Os homens e as mulheres da minha idade (eu tinha, então, 43 anos) estávamos na fase mais pujante das nossas vidas quando fomos apanhados por este extraordinário e feliz acontecimento. Ninguém revelou o mais pequeno apego ao regime acabado de cair, no qual era suposto terem sido moldados. Não se viu um gesto nem se ouviu uma palavra em sua defesa.

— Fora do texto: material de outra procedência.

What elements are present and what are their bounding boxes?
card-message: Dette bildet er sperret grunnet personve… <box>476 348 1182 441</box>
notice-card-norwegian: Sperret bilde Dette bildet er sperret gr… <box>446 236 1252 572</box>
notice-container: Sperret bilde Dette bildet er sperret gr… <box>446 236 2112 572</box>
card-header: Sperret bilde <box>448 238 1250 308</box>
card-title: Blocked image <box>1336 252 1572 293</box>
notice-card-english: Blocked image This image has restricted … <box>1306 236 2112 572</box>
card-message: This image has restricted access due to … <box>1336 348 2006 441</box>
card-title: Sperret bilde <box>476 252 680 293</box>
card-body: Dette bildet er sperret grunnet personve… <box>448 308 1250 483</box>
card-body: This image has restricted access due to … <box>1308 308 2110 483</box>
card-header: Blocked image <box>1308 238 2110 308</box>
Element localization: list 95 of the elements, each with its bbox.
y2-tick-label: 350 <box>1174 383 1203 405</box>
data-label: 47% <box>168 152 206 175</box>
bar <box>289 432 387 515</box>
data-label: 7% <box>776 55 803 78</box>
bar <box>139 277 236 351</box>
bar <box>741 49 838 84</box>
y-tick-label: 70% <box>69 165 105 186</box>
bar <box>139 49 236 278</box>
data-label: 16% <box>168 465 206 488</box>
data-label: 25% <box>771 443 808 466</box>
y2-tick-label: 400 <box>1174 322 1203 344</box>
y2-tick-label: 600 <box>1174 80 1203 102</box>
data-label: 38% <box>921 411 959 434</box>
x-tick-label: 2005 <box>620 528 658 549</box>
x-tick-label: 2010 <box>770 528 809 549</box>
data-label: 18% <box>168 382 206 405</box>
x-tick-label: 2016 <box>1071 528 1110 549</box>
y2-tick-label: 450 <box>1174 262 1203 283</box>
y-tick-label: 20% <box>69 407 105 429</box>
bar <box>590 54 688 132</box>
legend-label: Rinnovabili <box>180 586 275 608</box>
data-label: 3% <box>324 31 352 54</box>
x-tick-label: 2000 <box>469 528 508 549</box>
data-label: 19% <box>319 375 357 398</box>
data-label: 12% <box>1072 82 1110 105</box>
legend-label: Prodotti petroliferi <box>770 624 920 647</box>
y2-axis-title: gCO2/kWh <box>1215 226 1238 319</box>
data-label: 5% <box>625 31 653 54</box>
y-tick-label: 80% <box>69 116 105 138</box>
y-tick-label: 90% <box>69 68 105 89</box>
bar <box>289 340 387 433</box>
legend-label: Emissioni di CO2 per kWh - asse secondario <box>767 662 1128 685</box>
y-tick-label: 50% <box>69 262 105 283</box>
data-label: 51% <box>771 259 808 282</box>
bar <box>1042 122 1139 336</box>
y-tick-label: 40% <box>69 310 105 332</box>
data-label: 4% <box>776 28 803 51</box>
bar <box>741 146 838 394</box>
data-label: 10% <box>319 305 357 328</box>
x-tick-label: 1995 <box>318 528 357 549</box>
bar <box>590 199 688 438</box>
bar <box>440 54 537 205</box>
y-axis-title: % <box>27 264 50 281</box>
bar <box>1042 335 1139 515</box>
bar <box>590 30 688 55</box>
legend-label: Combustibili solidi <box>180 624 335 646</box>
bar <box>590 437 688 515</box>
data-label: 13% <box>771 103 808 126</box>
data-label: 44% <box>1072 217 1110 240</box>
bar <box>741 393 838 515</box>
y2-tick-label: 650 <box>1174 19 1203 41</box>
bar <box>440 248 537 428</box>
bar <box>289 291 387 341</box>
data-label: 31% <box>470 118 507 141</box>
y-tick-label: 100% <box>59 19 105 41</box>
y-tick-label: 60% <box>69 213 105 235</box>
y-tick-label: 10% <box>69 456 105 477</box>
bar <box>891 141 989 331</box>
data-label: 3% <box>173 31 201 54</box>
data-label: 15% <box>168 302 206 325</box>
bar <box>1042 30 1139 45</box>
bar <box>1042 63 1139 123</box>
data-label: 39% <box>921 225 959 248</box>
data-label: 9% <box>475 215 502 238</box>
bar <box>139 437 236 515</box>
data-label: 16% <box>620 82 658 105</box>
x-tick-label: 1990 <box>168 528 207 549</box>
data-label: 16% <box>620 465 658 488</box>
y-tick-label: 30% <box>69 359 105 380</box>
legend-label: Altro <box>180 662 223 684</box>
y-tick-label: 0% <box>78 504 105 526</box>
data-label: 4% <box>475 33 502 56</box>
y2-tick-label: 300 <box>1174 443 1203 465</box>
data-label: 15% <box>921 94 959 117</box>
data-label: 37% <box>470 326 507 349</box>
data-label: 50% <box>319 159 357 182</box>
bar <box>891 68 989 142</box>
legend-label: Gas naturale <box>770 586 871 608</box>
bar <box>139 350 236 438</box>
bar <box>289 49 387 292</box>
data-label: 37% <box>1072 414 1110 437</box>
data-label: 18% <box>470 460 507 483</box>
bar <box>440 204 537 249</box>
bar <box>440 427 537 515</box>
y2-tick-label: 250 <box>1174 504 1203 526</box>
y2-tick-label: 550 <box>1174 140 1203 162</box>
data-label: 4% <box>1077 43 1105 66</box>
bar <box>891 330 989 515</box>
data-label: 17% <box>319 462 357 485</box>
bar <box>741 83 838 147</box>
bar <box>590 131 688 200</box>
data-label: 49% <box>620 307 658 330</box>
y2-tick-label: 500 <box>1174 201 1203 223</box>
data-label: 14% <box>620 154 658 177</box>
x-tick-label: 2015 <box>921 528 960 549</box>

A injecção de ideologia salazarista que, como eu, receberam na Mocidade Portuguesa, não surtiu qualquer efeito. O ditador falecera quatro anos antes e, com ele, a filiação obrigatória na já, nessa altura, defunta organização da juventude do Estado Novo. Em termos que se visse, a Mocidade Portuguesa não fez nem os homens nem as mulheres que Salazar sonhou. Sentia-se que o país era nosso.

A ALA 7 da Mocidade Portuguesa Feminina (da qual faziam parte os concelhos de Penafiel, Lousada e Paços de Ferreira), nos Paços do Concelho da Vila de Lousada, em 20 de Dezembro de 1953. (Fotografia com negativo a preto e branco 6×9 cm, colorida com Python Gans. generative adversarial networks – facebook.com/FotogBorges)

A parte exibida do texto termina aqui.